Líderes querem esforço para aprovar proposta que muda tramitação das MPs
RENATA GIRALDI
da Folha Online, em Brasília
Em acordo com os líderes partidários, o presidente da Câmara, Arlindo Chinaglia (PT-SP), decidiu nesta terça-feira que as prioridades da Casa serão as votações da Emenda 29 (que aumenta verbas para a saúde), além de propostas de segurança e também a que muda o rito das MPs (medidas provisórias). Na semana do feriado de Corpus Christi na próxima semana, deverá ser votada a proposta das MPs e mantido o ritmo de trabalho dos deputados.
Nesta terça-feira a disposição é para votar uma proposta que trata de regulamentação de terras na região Amazônica, outra que cria 12,3 mil cargos de professores e 9.430 de técnicos-administrativos na rede federal de educação, e ainda uma terceira que ratifica um acordo internacional relacionado a pessoas com deficiência.
Mas a pauta de votações está trancada por uma MP que tem conteúdo semelhante ao texto do deputado Asdrúbal Bentes (PMDB-PA).
Pelas duas propostas, a União autoriza o aumento do limite da área que pode ser concedida para uso rural na região da Amazônia Legal, sem processo de licitação. Os partidos de oposição insistem na votação do texto de Bentes e não da medida provisória.
Amanhã será a vez de votar quatro propostas que pertencem ao pacote de segurança pública. As propostas sugerem modificações no Código Penal e na Lei de Crimes Hediondos, além do Código de Processo Penal.
Na quinta-feira, Chinaglia e os líderes partidários farão uma nova rodada de reuniões.
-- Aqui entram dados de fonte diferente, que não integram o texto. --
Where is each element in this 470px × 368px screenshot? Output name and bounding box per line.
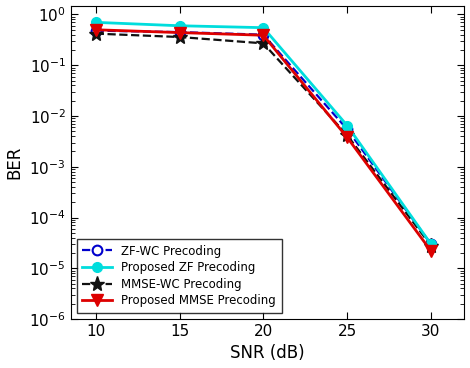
Proposed ZF Precoding [428, 242, 434, 246]
Proposed ZF Precoding [93, 20, 99, 25]
MMSE-WC Precoding [260, 41, 266, 46]
ZF-WC Precoding [345, 127, 350, 131]
MMSE-WC Precoding [428, 243, 434, 248]
ZF-WC Precoding [260, 32, 266, 37]
Proposed MMSE Precoding [93, 28, 99, 32]
Proposed ZF Precoding [260, 25, 266, 30]
Y-axis label: BER: BER [6, 146, 24, 179]
MMSE-WC Precoding [345, 133, 350, 137]
Proposed MMSE Precoding [177, 31, 182, 35]
ZF-WC Precoding [177, 30, 182, 34]
Line: Proposed MMSE Precoding: Proposed MMSE Precoding [90, 24, 437, 256]
Line: ZF-WC Precoding: ZF-WC Precoding [91, 26, 436, 249]
Line: Proposed ZF Precoding: Proposed ZF Precoding [91, 18, 436, 249]
MMSE-WC Precoding [93, 31, 99, 36]
MMSE-WC Precoding [177, 35, 182, 39]
Proposed ZF Precoding [177, 24, 182, 28]
Legend: ZF-WC Precoding, Proposed ZF Precoding, MMSE-WC Precoding, Proposed MMSE Precodi: ZF-WC Precoding, Proposed ZF Precoding, … [77, 239, 282, 313]
X-axis label: SNR (dB): SNR (dB) [230, 344, 305, 362]
Proposed MMSE Precoding [260, 33, 266, 38]
Proposed MMSE Precoding [345, 135, 350, 139]
Proposed MMSE Precoding [428, 249, 434, 253]
Proposed ZF Precoding [345, 123, 350, 128]
Line: MMSE-WC Precoding: MMSE-WC Precoding [88, 26, 439, 253]
ZF-WC Precoding [428, 242, 434, 246]
ZF-WC Precoding [93, 28, 99, 33]
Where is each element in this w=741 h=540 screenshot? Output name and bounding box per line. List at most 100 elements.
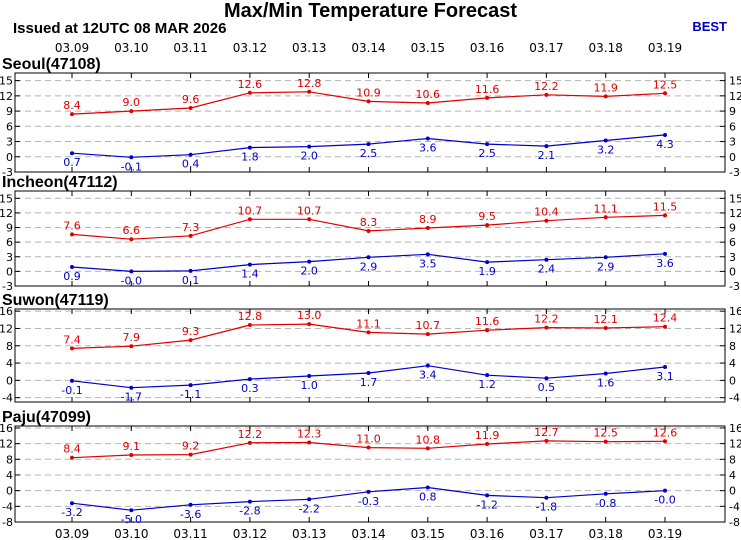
max-temp-label: 9.6 [182, 93, 200, 106]
y-tick-label-left: 3 [6, 251, 13, 264]
max-temp-point [70, 455, 74, 460]
max-temp-label: 12.2 [534, 80, 559, 93]
min-temp-point [544, 495, 549, 500]
min-temp-label: 2.1 [538, 149, 556, 162]
max-temp-label: 11.0 [356, 433, 381, 446]
max-temp-point [425, 100, 430, 105]
min-temp-label: 4.3 [656, 138, 674, 151]
y-tick-label-left: 4 [6, 469, 13, 482]
x-tick-label-top: 03.16 [470, 41, 504, 55]
max-temp-label: 9.2 [182, 440, 200, 453]
y-tick-label-left: 12 [0, 322, 13, 335]
min-temp-point [129, 385, 134, 390]
station-title: Paju(47099) [2, 409, 91, 426]
max-temp-point [307, 440, 312, 445]
max-temp-label: 10.7 [238, 204, 263, 217]
x-tick-label-top: 03.17 [529, 41, 563, 55]
x-tick-label-top: 03.18 [589, 41, 623, 55]
max-temp-label: 12.5 [593, 427, 618, 440]
min-temp-point [307, 259, 312, 264]
min-temp-label: 3.6 [656, 257, 674, 270]
max-temp-label: 10.4 [534, 206, 559, 219]
x-tick-label-bottom: 03.17 [529, 527, 563, 540]
max-temp-label: 8.4 [63, 99, 81, 112]
max-temp-label: 7.3 [182, 221, 200, 234]
max-temp-point [603, 215, 608, 220]
x-tick-label-top: 03.12 [233, 41, 267, 55]
min-temp-label: 2.9 [360, 260, 378, 273]
min-temp-label: -2.2 [298, 502, 319, 515]
max-temp-point [544, 325, 549, 330]
max-temp-point [485, 328, 490, 333]
min-temp-label: -3.6 [180, 508, 201, 521]
y-tick-label-right: 0 [729, 265, 736, 278]
y-tick-label-left: 3 [6, 136, 13, 149]
max-temp-label: 8.9 [419, 213, 437, 226]
max-temp-point [307, 217, 312, 222]
station-title: Suwon(47119) [2, 292, 109, 309]
chart-title: Max/Min Temperature Forecast [223, 0, 518, 22]
min-temp-label: -5.0 [121, 513, 142, 526]
max-temp-point [485, 442, 490, 447]
min-temp-point [129, 508, 134, 513]
y-tick-label-right: -4 [729, 500, 740, 513]
y-tick-label-left: -4 [2, 500, 13, 513]
y-tick-label-right: -3 [729, 280, 740, 293]
y-tick-label-left: -4 [2, 392, 13, 405]
x-tick-label-bottom: 03.13 [292, 527, 326, 540]
max-temp-label: 8.4 [63, 443, 81, 456]
y-tick-label-right: 3 [729, 251, 736, 264]
max-temp-label: 8.3 [360, 216, 378, 229]
min-temp-label: -1.8 [536, 501, 557, 514]
panel-frame [14, 72, 726, 173]
x-tick-label-bottom: 03.19 [648, 527, 682, 540]
min-temp-label: 3.2 [597, 144, 615, 157]
min-temp-label: -1.1 [180, 388, 201, 401]
y-tick-label-left: 12 [0, 207, 13, 220]
y-tick-label-left: 0 [6, 374, 13, 387]
y-tick-label-right: 4 [729, 469, 736, 482]
max-temp-point [366, 445, 371, 450]
min-temp-label: 2.0 [300, 150, 318, 163]
model-label: BEST [692, 19, 727, 34]
min-temp-label: 2.0 [300, 265, 318, 278]
y-tick-label-left: 15 [0, 192, 13, 205]
min-temp-label: 0.8 [419, 491, 437, 504]
max-temp-point [603, 326, 608, 331]
min-temp-point [603, 138, 608, 143]
min-temp-label: 1.8 [241, 151, 259, 164]
y-tick-label-left: -3 [2, 166, 13, 179]
x-tick-label-bottom: 03.12 [233, 527, 267, 540]
min-temp-label: 3.4 [419, 369, 437, 382]
x-tick-label-top: 03.19 [648, 41, 682, 55]
max-temp-label: 9.0 [123, 96, 141, 109]
min-temp-label: 0.9 [63, 270, 81, 283]
y-tick-label-left: 6 [6, 120, 13, 133]
max-temp-label: 7.4 [63, 333, 81, 346]
y-tick-label-right: 12 [729, 438, 741, 451]
y-tick-label-right: 0 [729, 374, 736, 387]
min-temp-point [544, 144, 549, 149]
min-temp-label: 1.4 [241, 268, 259, 281]
max-temp-point [485, 95, 490, 100]
x-tick-label-bottom: 03.14 [351, 527, 385, 540]
max-temp-label: 9.3 [182, 325, 200, 338]
min-temp-label: -1.7 [121, 391, 142, 404]
max-temp-point [247, 323, 252, 328]
max-temp-point [307, 89, 312, 94]
min-temp-point [188, 268, 193, 273]
y-tick-label-right: 0 [729, 151, 736, 164]
min-temp-point [425, 136, 430, 141]
y-tick-label-left: 8 [6, 453, 13, 466]
panel-frame [14, 190, 726, 287]
max-temp-point [247, 440, 252, 445]
min-temp-point [247, 377, 252, 382]
min-temp-point [307, 374, 312, 379]
min-temp-point [247, 499, 252, 504]
min-temp-point [307, 497, 312, 502]
max-temp-point [129, 452, 134, 457]
max-temp-label: 7.9 [123, 331, 141, 344]
x-tick-label-top: 03.10 [114, 41, 148, 55]
x-tick-label-bottom: 03.15 [411, 527, 445, 540]
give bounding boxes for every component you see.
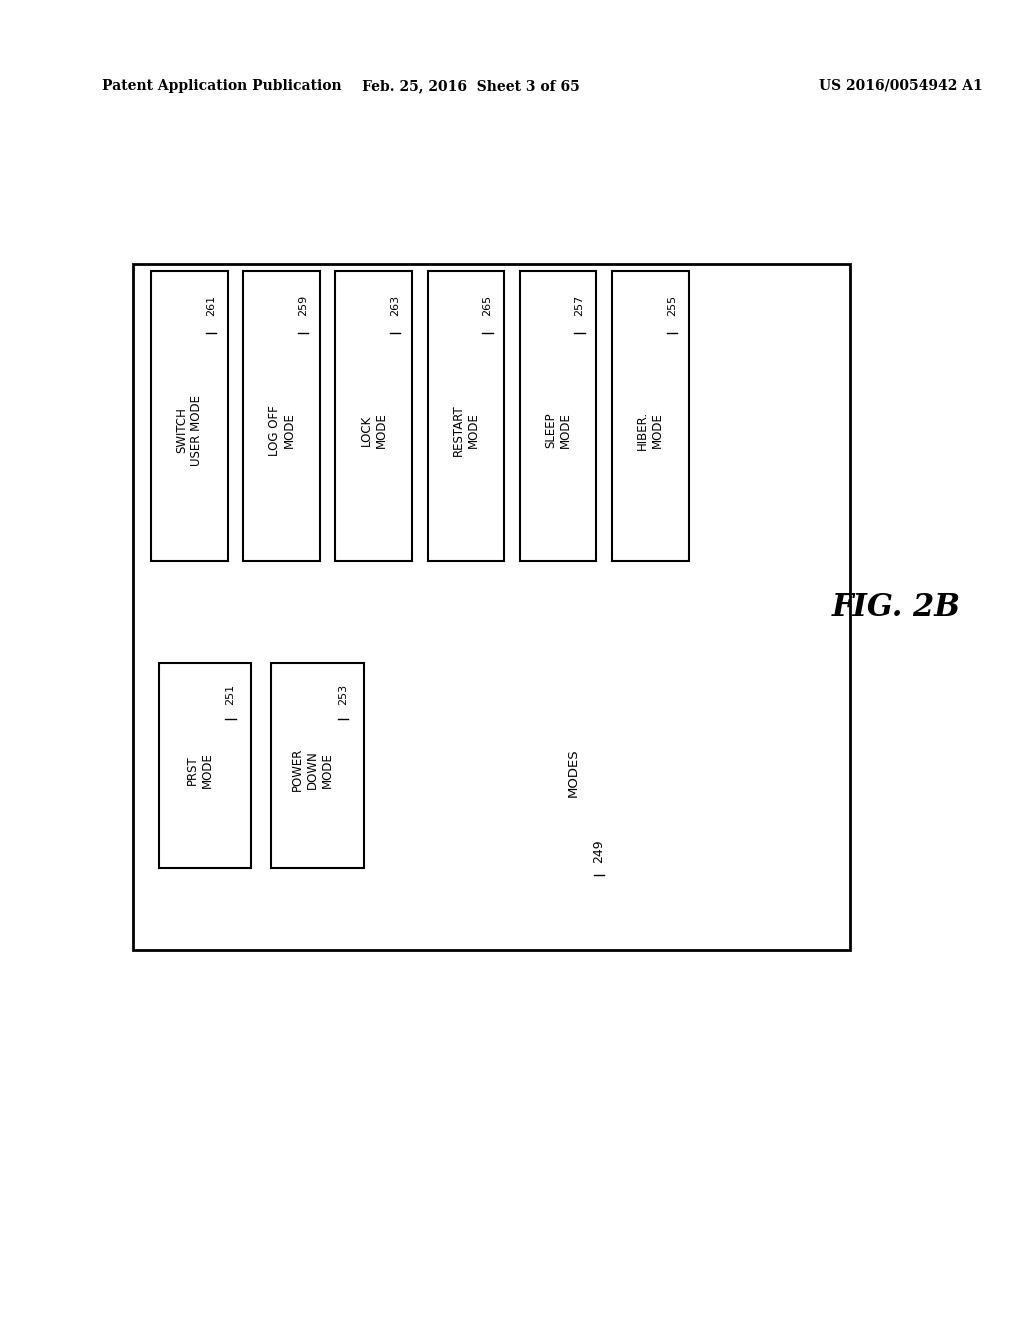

A idéia é definir a pauta para a próxima semana e também para depois do feriado. De antemão, ficou acertado que após o feriado de Corpus Christi será a vez de votar a Emenda 29.
Pelo texto da Emenda 29, haverá um acréscimo de R$ 23 bilhões ao orçamento da Saúde até 2011. Com isso, o orçamento do setor aumentará de R$ 48,5 bilhões para R$ 71,5 bilhões. Desses R$ 23 bilhões adicionais, R$ 5 bilhões deverão ser investidos ainda neste ano.
O líder do governo, deputado Henrique Fontana (PT-RS), afirmou que o momento de pensar em recursos para a saúde, sem fazer disputa política. "O momento é de responsabilidade com a saúde e não fazer luta política. O objetivo é buscar uma fonte definitiva para [financiar] a saúde", afirmou ele, após a reunião.
Durante a reunião, os líderes definiram ainda que haverá sessão deliberativa na próxima semana mesmo com o feriado. A idéia é votar a PEC (proposta de emenda constitucional) que muda o rito das medidas provisórias no Congresso.
Por ser emenda, será submetida a duas votações, com intervalo de cinco sessões, e depois se aprovada, remetida ao Senado.